それは神を想起する方法ではありません。なぜなら預言者はそういった方法で神を想起しませんでしたし、彼がそうしたという記録も存在しません。またある種の人々は、踊りや左右に揺れる動作を繰り返すことにより神を想起するべきであると主張します。預言者はそのような方法で神を想起しておらず、またそういった記録も無いのです。
預言者は彼の人生において神を想起しました。彼の人生は神を絶えず念じた人生であり、祈りや生死における想起こそが本物の想起なのです。
まとめると、内面的平和の探求には、私たちの生活に存在する諸問題の認識、また私たちの障壁の認識、そしてそれらの障壁が認識され、その内のどれに変化をもたらすことが可能なのかという理解と、変化させることの出来るもの、つまり自分自身に関わるものに対しての努力が関係してきます。
私たちが自分自身を変えて行けば、神は私たちの周りの世界を変え、周囲とうまくやっていける術を私たちにお与えになるのです。

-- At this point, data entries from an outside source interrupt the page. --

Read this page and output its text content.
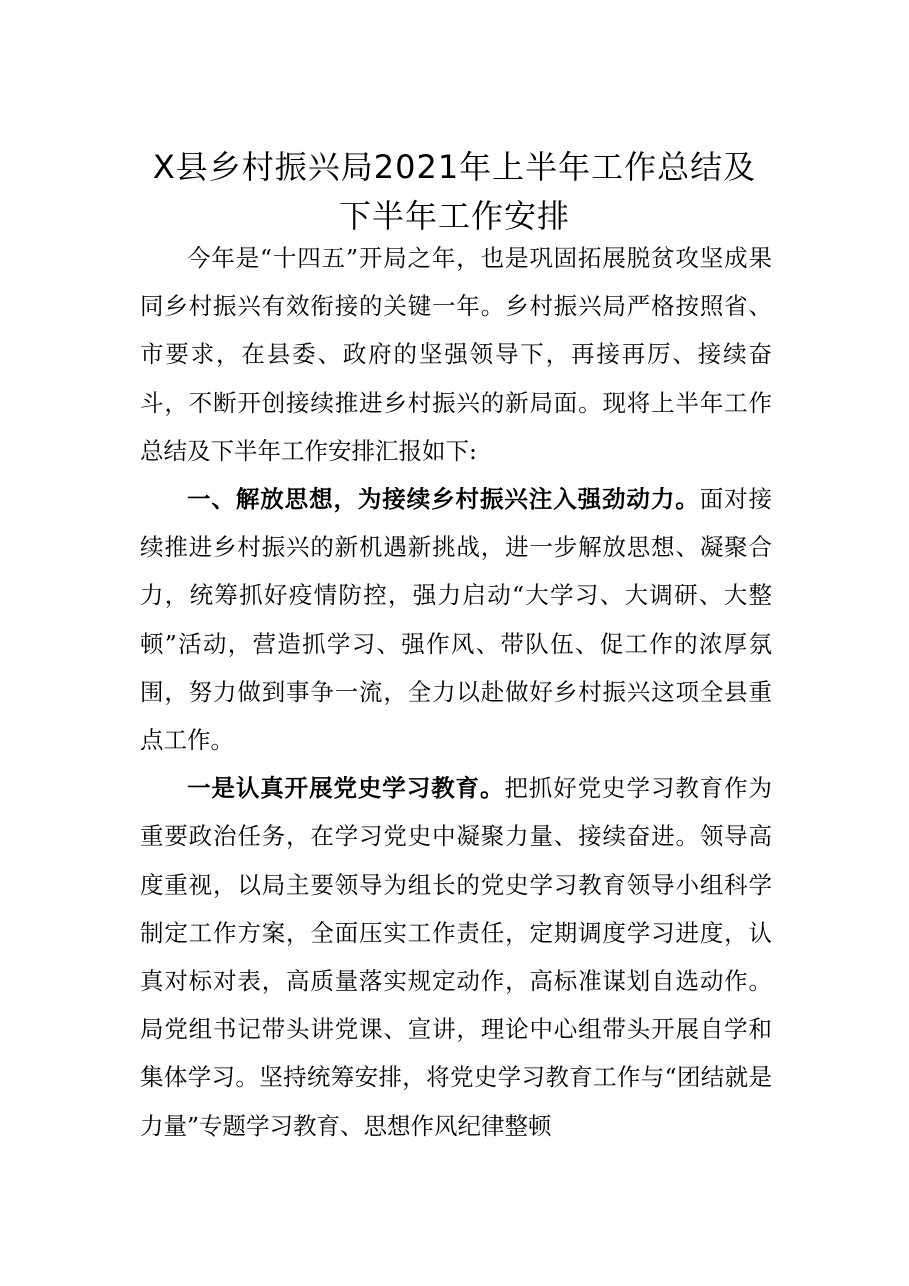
X县乡村振兴局2021年上半年工作总结及
下半年工作安排

今年是“十四五”开局之年，也是巩固拓展脱贫攻坚成果同乡村振兴有效衔接的关键一年。乡村振兴局严格按照省、市要求，在县委、政府的坚强领导下，再接再厉、接续奋斗，不断开创接续推进乡村振兴的新局面。现将上半年工作总结及下半年工作安排汇报如下:

一、解放思想，为接续乡村振兴注入强劲动力。面对接续推进乡村振兴的新机遇新挑战，进一步解放思想、凝聚合力，统筹抓好疫情防控，强力启动“大学习、大调研、大整顿”活动，营造抓学习、强作风、带队伍、促工作的浓厚氛围，努力做到事争一流，全力以赴做好乡村振兴这项全县重点工作。

一是认真开展党史学习教育。把抓好党史学习教育作为重要政治任务，在学习党史中凝聚力量、接续奋进。领导高度重视，以局主要领导为组长的党史学习教育领导小组科学制定工作方案，全面压实工作责任，定期调度学习进度，认真对标对表，高质量落实规定动作，高标准谋划自选动作。局党组书记带头讲党课、宣讲，理论中心组带头开展自学和集体学习。坚持统筹安排，将党史学习教育工作与“团结就是力量”专题学习教育、思想作风纪律整顿
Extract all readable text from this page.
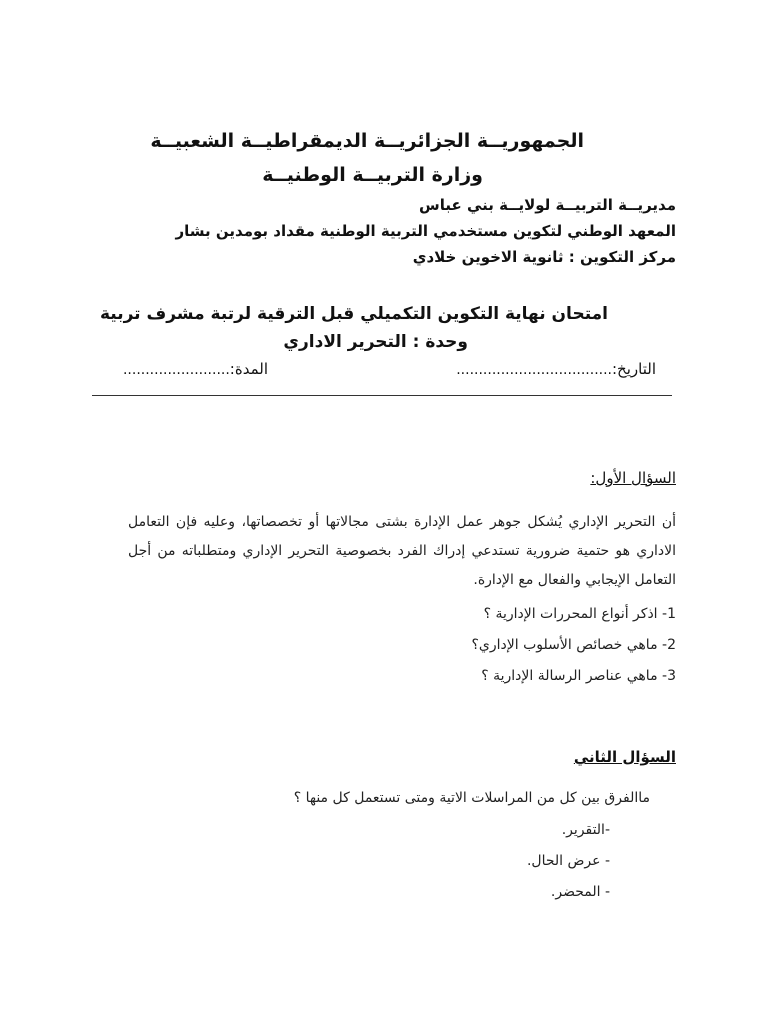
الجمهوريــة الجزائريــة الديمقراطيــة الشعبيــة
وزارة التربيــة الوطنيــة
مديريــة التربيــة لولايــة بني عباس
المعهد الوطني لتكوين مستخدمي التربية الوطنية مقداد بومدين بشار
مركز التكوين : ثانوية الاخوين خلادي
امتحان نهاية التكوين التكميلي قبل الترقية لرتبة مشرف تربية
وحدة : التحرير الاداري
التاريخ:...................................
المدة:........................
السؤال الأول:
أن التحرير الإداري يُشكل جوهر عمل الإدارة بشتى مجالاتها أو تخصصاتها، وعليه فإن التعامل الاداري هو حتمية ضرورية تستدعي إدراك الفرد بخصوصية التحرير الإداري ومتطلباته من أجل التعامل الإيجابي والفعال مع الإدارة.
1- اذكر أنواع المحررات الإدارية ؟
2- ماهي خصائص الأسلوب الإداري؟
3- ماهي عناصر الرسالة الإدارية ؟
السؤال الثاني
ماالفرق بين كل من المراسلات الاتية ومتى تستعمل كل منها ؟
-التقرير.
- عرض الحال.
- المحضر.
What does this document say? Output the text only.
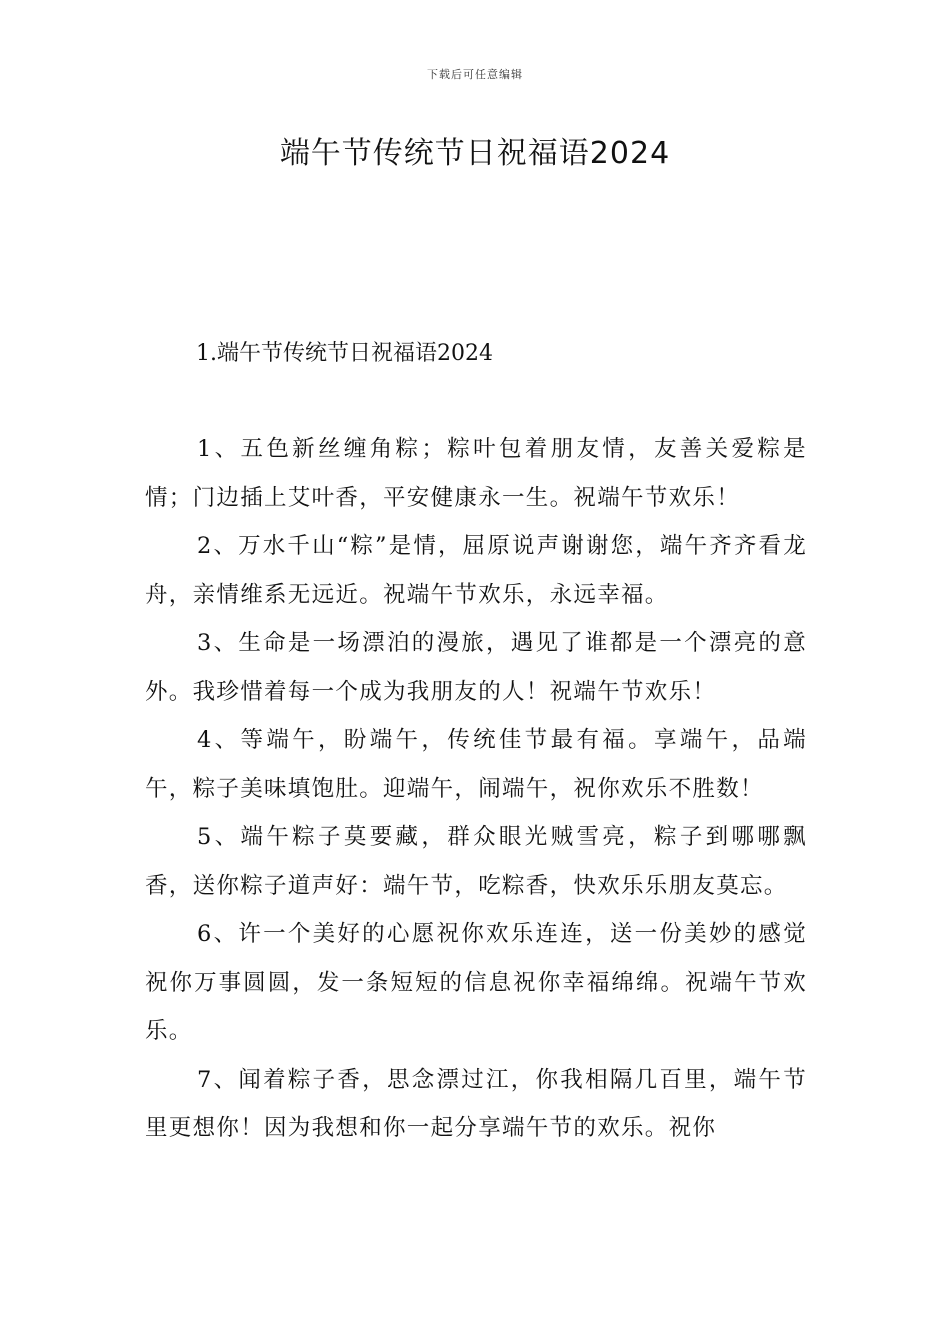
下载后可任意编辑
端午节传统节日祝福语2024
1.端午节传统节日祝福语2024

1、五色新丝缠角粽；粽叶包着朋友情，友善关爱粽是情；门边插上艾叶香，平安健康永一生。祝端午节欢乐！

2、万水千山“粽”是情，屈原说声谢谢您，端午齐齐看龙舟，亲情维系无远近。祝端午节欢乐，永远幸福。

3、生命是一场漂泊的漫旅，遇见了谁都是一个漂亮的意外。我珍惜着每一个成为我朋友的人！祝端午节欢乐！

4、等端午，盼端午，传统佳节最有福。享端午，品端午，粽子美味填饱肚。迎端午，闹端午，祝你欢乐不胜数！

5、端午粽子莫要藏，群众眼光贼雪亮，粽子到哪哪飘香，送你粽子道声好：端午节，吃粽香，快欢乐乐朋友莫忘。

6、许一个美好的心愿祝你欢乐连连，送一份美妙的感觉祝你万事圆圆，发一条短短的信息祝你幸福绵绵。祝端午节欢乐。

7、闻着粽子香，思念漂过江，你我相隔几百里，端午节里更想你！因为我想和你一起分享端午节的欢乐。祝你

例え世界が波瀾万丈であれ、神は内面的平和を私たちにお授けになるのです。
どんなことが起ころうが、それは神による定めや試練であり、それが究極的には私たちのためにとって善いことであり、その背後には英知が潜んでいるのです。神は私たちをこの世界に創造され、それを天国に入るための試練とされましたが、この世界の試練とは、私たち自身の精神的成長のためなのです。もしも私たちがこれらの事実を全て認識し、心から神の存在を認めるのであれば、内面的平和を発見することが出来るはずでしょう。